We say an action of $\mathbb{Z}$ on a compact Housdorff space $X$ minimal if every orbit of the action is dense in $X$. We assume the action is free and $X$ has no isolated points.
Then in this case, Why the half-orbit, say $\mathbb{N}x$ and $\mathbb{-N}x$, are also dense?
I can prove one of them is dense, but I do not how to prove both of them are dense.
Thank you for all helps!
Consider the half-orbit $\mathbb{N} x$. Let it's accumulation set be $C$. The set $C$ is closed. The set $C$ is also invariant by the whole group action. So if $\mathbb{N} x$ were not dense, then any point contained in $C$ would have a nondense orbit, a contradiction.

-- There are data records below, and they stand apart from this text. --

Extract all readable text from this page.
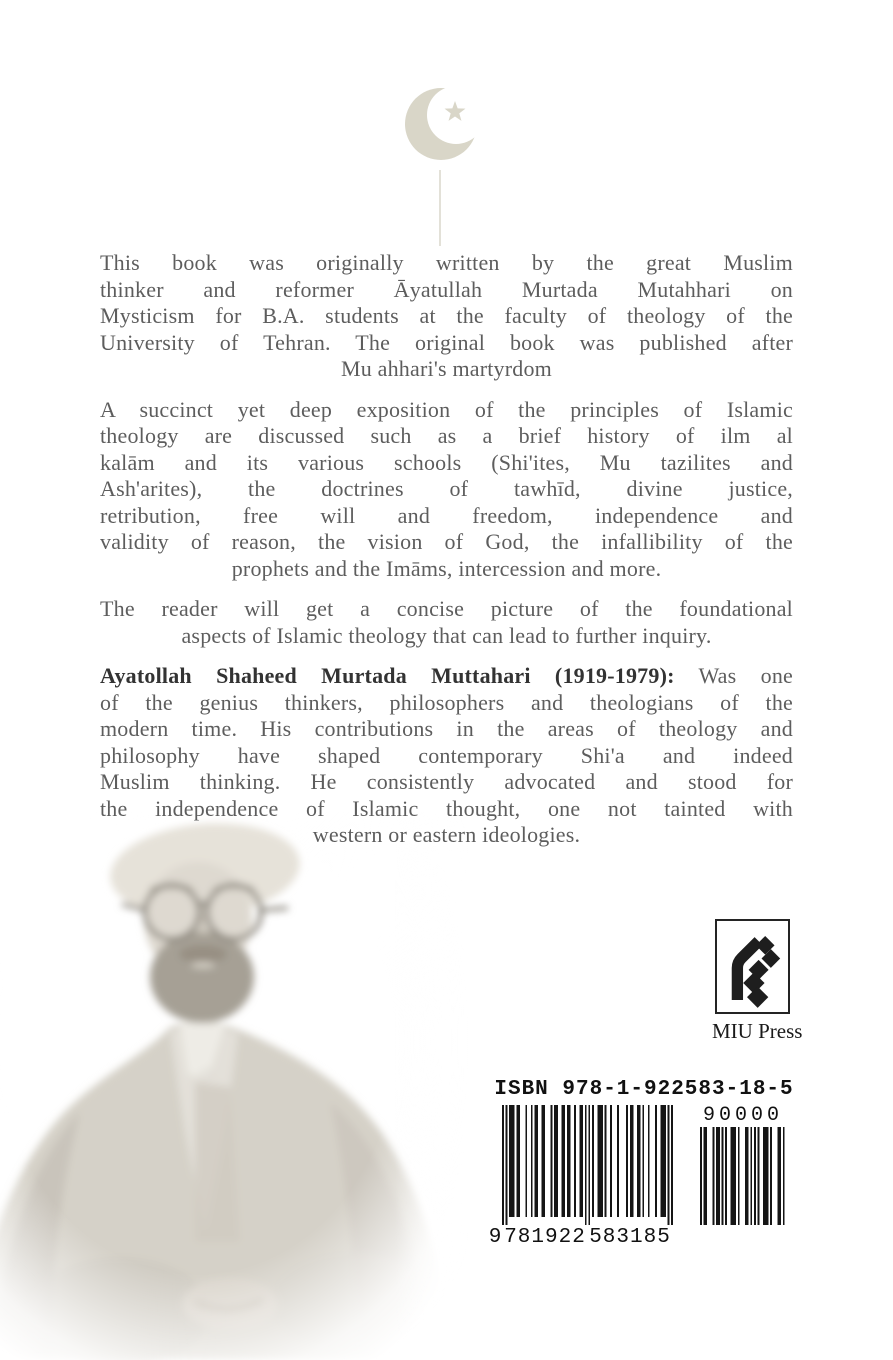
This book was originally written by the great Muslim
thinker and reformer Āyatullah Murtada Mutahhari on
Mysticism for B.A. students at the faculty of theology of the
University of Tehran. The original book was published after
Mu ahhari's martyrdom
A succinct yet deep exposition of the principles of Islamic
theology are discussed such as a brief history of ilm al
kalām and its various schools (Shi'ites, Mu tazilites and
Ash'arites), the doctrines of tawhīd, divine justice,
retribution, free will and freedom, independence and
validity of reason, the vision of God, the infallibility of the
prophets and the Imāms, intercession and more.
The reader will get a concise picture of the foundational
aspects of Islamic theology that can lead to further inquiry.
Ayatollah Shaheed Murtada Muttahari (1919-1979): Was one
of the genius thinkers, philosophers and theologians of the
modern time. His contributions in the areas of theology and
philosophy have shaped contemporary Shi'a and indeed
Muslim thinking. He consistently advocated and stood for
the independence of Islamic thought, one not tainted with
western or eastern ideologies.
MIU Press
ISBN 978-1-922583-18-5
9 781922 583185
90000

So why is $C$ invariant by the whole group action? I'll show you why it is invariant under negative elements of the group action. Suppose $y \in C$, we need to show $(-1) \cdot y \in C$. Then there exists a sequence of natural numbers $n_i \to +\infty$ such that $n_i \cdot x$ has limit $y$. By continuity of the map $p \mapsto (-1) \cdot p$, it follows that $(n_i - 1) \cdot x$ has limit $(-1) \cdot y$. And if $i$ is sufficiently large then $n_i > 1$, so $n_i-1 \in \mathbb{N}$, hence $(-1) \cdot y \in C$.